Before getting into writing I have a habit of revealing my plots to him. He never hesitates to come up with his genuine opinion. When he is not happy with a plot, he would just say that aloud. And when he is, he would jump and say: Fantastic. I can’t wait to read that!

If I’m an artiste today, that’s precisely because of him. He pointed out when I was out of track. He rejoiced when I was back in track. All that came to pass over a cup of plain coffee, thick plain coffee.

I noticed more and more stains in the cup. Of course I could not get myself to ask that. It’s not nice to ask that from a friend, however he may be closer to you. But over time something flashed across my mind. He must be trying to communicate something to me.

What does he try to say? Isn’t our life too like coffee? That struck me when I remembered what he told me after a trip to India.

“I went to see Ganges,” he said sipping the thick coffee, which will make another layer of stain around the cup.

“It must have been so inspiring for you.” I chipped in before he is done.

He broke into a smile, showing his clean teeth. Avid coffee drinker he is, how come he got his teeth that white? Of course unlike the cup he must be brushing his teeth at least twice a day.

“It was so dusty. I couldn’t even breathe properly. And those people in ragged clothes. I expected a more beautiful scene. I’m fond of scenery, you know.”

“But that itself is inspiring, isn’t it?”

My friend paused for a while.

“Yes, you are right I was looking for some calm environs. But I saw quite the opposite. Yes, that’s inspiration.”

Strangely that made me recall those coffee stains. The stains have grown thicker over months and years.

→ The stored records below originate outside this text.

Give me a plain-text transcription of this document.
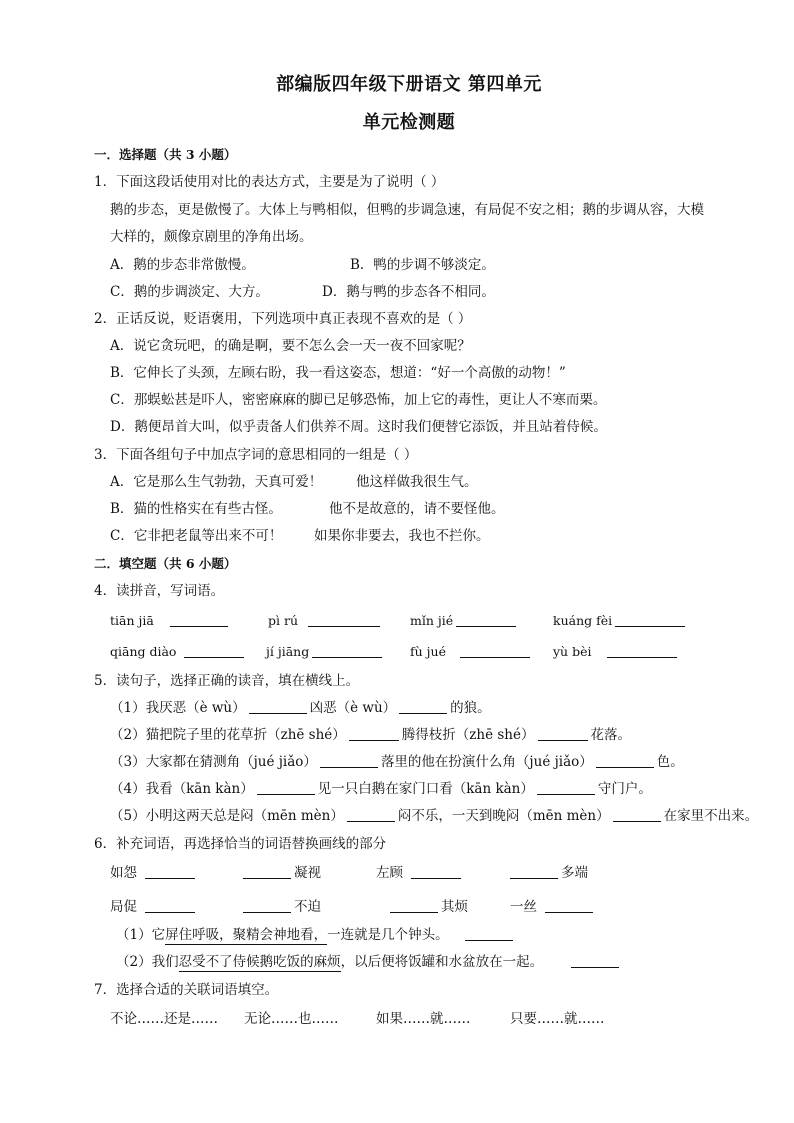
部编版四年级下册语文 第四单元
单元检测题
一．选择题（共 3 小题）
1．下面这段话使用对比的表达方式，主要是为了说明（ ）
鹅的步态，更是傲慢了。大体上与鸭相似，但鸭的步调急速，有局促不安之相；鹅的步调从容，大模
大样的，颇像京剧里的净角出场。
A．鹅的步态非常傲慢。	B．鸭的步调不够淡定。
C．鹅的步调淡定、大方。	D．鹅与鸭的步态各不相同。
2．正话反说，贬语褒用，下列选项中真正表现不喜欢的是（ ）
A．说它贪玩吧，的确是啊，要不怎么会一天一夜不回家呢？
B．它伸长了头颈，左顾右盼，我一看这姿态，想道：“好一个高傲的动物！”
C．那蜈蚣甚是吓人，密密麻麻的脚已足够恐怖，加上它的毒性，更让人不寒而栗。
D．鹅便昂首大叫，似乎责备人们供养不周。这时我们便替它添饭，并且站着侍候。
3．下面各组句子中加点字词的意思相同的一组是（ ）
A．它是那么生气勃勃，天真可爱！	他这样做我很生气。
B．猫的性格实在有些古怪。	他不是故意的，请不要怪他。
C．它非把老鼠等出来不可！ 如果你非要去，我也不拦你。
二．填空题（共 6 小题）
4．读拼音，写词语。
tiān jiā	pì rú	mǐn jié	kuáng fèi
qiāng diào	jí jiāng	fù jué	yù bèi
5．读句子，选择正确的读音，填在横线上。
（1）我厌恶（è wù）	凶恶（è wù）	的狼。
（2）猫把院子里的花草折（zhē shé）	腾得枝折（zhē shé）	花落。
（3）大家都在猜测角（jué jiǎo）	落里的他在扮演什么角（jué jiǎo）	色。
（4）我看（kān kàn）	见一只白鹅在家门口看（kān kàn）	守门户。
（5）小明这两天总是闷（mēn mèn）	闷不乐，一天到晚闷（mēn mèn）	在家里不出来。
6．补充词语，再选择恰当的词语替换画线的部分
如怨	凝视	左顾	多端
局促	不迫	其烦	一丝
（1）它屏住呼吸，聚精会神地看，一连就是几个钟头。
（2）我们忍受不了侍候鹅吃饭的麻烦，以后便将饭罐和水盆放在一起。
7．选择合适的关联词语填空。
不论……还是…… 无论……也……	如果……就……	只要……就……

And one day if it is broken – of course it shall, unless it outlives me – I will not throw the broken pieces away. I will piece them together. Then I’ll write the story I couldn’t do for years. Perhaps when I’m quite old and gray I’ll have to dictate that to someone.

The stains have got stuck in the edges of the cup. They have reached a stage now even if someone tries to rub off they won’t go away. In that stain lie all memories of our conversation.

Why do we worship or salute the bo tree? Because it reminds me the legacy a great man passed down to us over two millennia ago. More than worshipping, I like to look at the bo tree. Inside myself I see a man looking at the Bo tree.

Even being the Buddha he must have looked at the Bo tree and fondly remembered the unique moment in his life. They must have had a silent or whispering conversation about that moment they shared together, who knows?

True, trees and cups both belong to the category called ‘lifeless’. But the irony, or probably the paradox, is they loom large even more than life itself, especially in our moments of solitude.

And what else can I do? Probably wait for him to come and add another layer of coffee stain.

I’m all alone. I look out to feel the breeze that blows in fractions, furiously freezing. I think of those moments. The next moment I start writing.

When the blank sheet of paper stares at me, someone struggling to write something, I will remember those memories hidden beneath each layer one by one.

Then I will write on for hours. Then I wish if I could pour my memories straight into the paper without pencil or eraser (Did I say I use only a pencil when I write?).

Whether you agree or not, that will be the best book I ever write in my life. That will be the life story of coffee stains, me, my friend and, above all, those moments.